Year round schools in Durham resume classes in-person Monday. All students and staff are required to wear masks regardless of vaccination status. The school board is expected to revisit the mask requirement sometime next month.
Wake County’s year round students went back to class earlier this month.
Thales Academy is also welcoming students back Monday.
Students and staff at the Triangle private school will not have to wear masks if they are fully vaccinated. That policy follows the Center for Disease Control and Prevention’s most recent guidance.
In addition, fully vaccinated students and staff exposed to the virus will not have to quarantine.
Thales Academy also said it was eliminating social distance precautions for seating in the classrooms as well as eliminating virtual learning options, even for sick students.
1,023 new COVID-19 cases were reported in North Carolina on Friday. That marks the highest one-day case count since May 22.
The percent of positive tests is at 4.2%.
536 people are currently hospitalized in the state with COVID-19.
56% of the adult population is fully vaccinated.
Duke researchers found that children and adolescents with milt or asymptomatic cases of COVID-19 had robust antibody responses up to four months after infection.
The study included 69 children tested at Duke Health. It found that the antibody response in children was comparable or superior to those observed in adults.
“These findings are encouraging, especially because we cannot yet vaccinate children under the age of 12 against the virus,” study co-lead author Jillian Hurst, Ph.D. said. “The study shows that children who’ve had mild infections or even those who did not have any symptoms, develop an immune response that will likely provide some protection against future infections.”
Four NFL teams remain under 50% vaccinated less than two weeks from the start of training camp, a person familiar with the vaccination rates told The Associated Press.
Washington, Indianapolis, Arizona and the Los Angeles Chargers had the four lowest COVID-19 vaccination rates in the league as of Thursday, according to the person, who spoke on condition of anonymity, because the league hasn’t released the numbers.
FRIDAY MORNING HEADLINES
St. Jude Children’s Research Hospital in Memphis, Tennessee, informed staff that they would all be required to be fully vaccinated against COVID-19 by Sept. 9.
The announcement came in the form of a hospital-wide memo.
“By September 10, employees who have refused vaccination or do not have an approved medical or religious exemption will be put on an unpaid administrative leave for two weeks,” wrote Dr. James R. Downing, president and CEO of the Memphis hospital. “During this time, they have the opportunity to begin the vaccination process. Those who fail to start the vaccination process will be terminated at the end of the two-week period.”

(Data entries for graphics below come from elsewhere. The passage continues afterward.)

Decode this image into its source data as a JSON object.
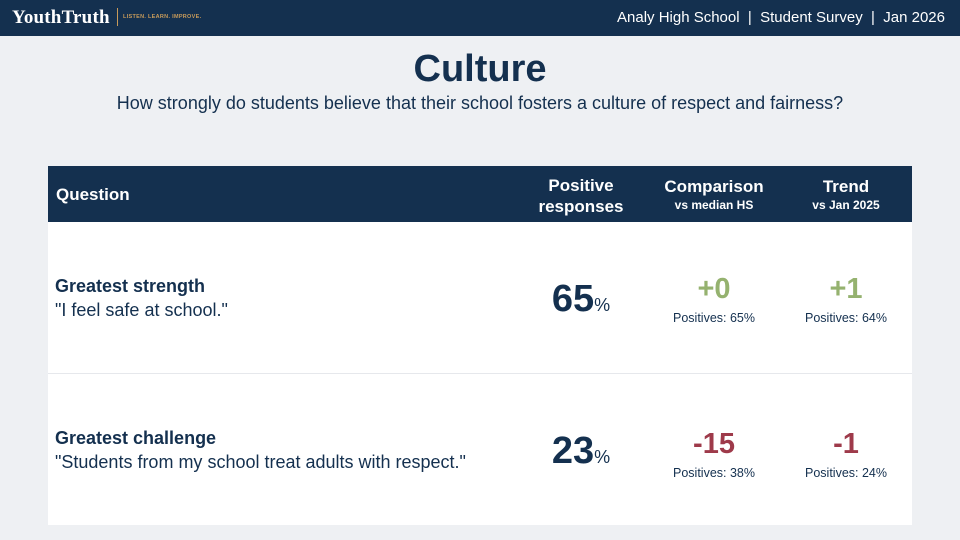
{
  "header": {
    "logo": "YouthTruth",
    "tagline": "LISTEN. LEARN. IMPROVE.",
    "info": "Analy High School  |  Student Survey  |  Jan 2026"
  },
  "page": {
    "title": "Culture",
    "subtitle": "How strongly do students believe that their school fosters a culture of respect and fairness?"
  },
  "table": {
    "columns": {
      "question": "Question",
      "positive_main": "Positive",
      "positive_sub": "responses",
      "comparison_main": "Comparison",
      "comparison_sub": "vs median HS",
      "trend_main": "Trend",
      "trend_sub": "vs Jan 2025"
    },
    "rows": [
      {
        "label": "Greatest strength",
        "question": "\"I feel safe at school.\"",
        "positive": "65",
        "positive_unit": "%",
        "comparison": "+0",
        "comparison_color": "#95b26f",
        "comparison_positives": "Positives: 65%",
        "trend": "+1",
        "trend_color": "#95b26f",
        "trend_positives": "Positives: 64%"
      },
      {
        "label": "Greatest challenge",
        "question": "\"Students from my school treat adults with respect.\"",
        "positive": "23",
        "positive_unit": "%",
        "comparison": "-15",
        "comparison_color": "#9e3a4a",
        "comparison_positives": "Positives: 38%",
        "trend": "-1",
        "trend_color": "#9e3a4a",
        "trend_positives": "Positives: 24%"
      }
    ]
  },
  "colors": {
    "navy": "#14304f",
    "background": "#eef0f3",
    "positive_green": "#95b26f",
    "negative_red": "#9e3a4a",
    "tagline_gold": "#c79a5a"
  }
}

St. Jude said the decision to mandate the vaccines was reached after “much research, analysis and discussion.”
In North Carolina, Tuesday’s numbers showed more than 1,000 positive COVID-19 cases for the first time since May 22.
However, the positive rate actually dropped to 4.4%. That’s the first rate decrease in four days.
A new CDC report highlights the success of vaccine equity in North Carolina.
Between December and April the vaccination rate among Black residents increase from 9% to 19% and the rate among Hispanic residents increased from 4% to 10%.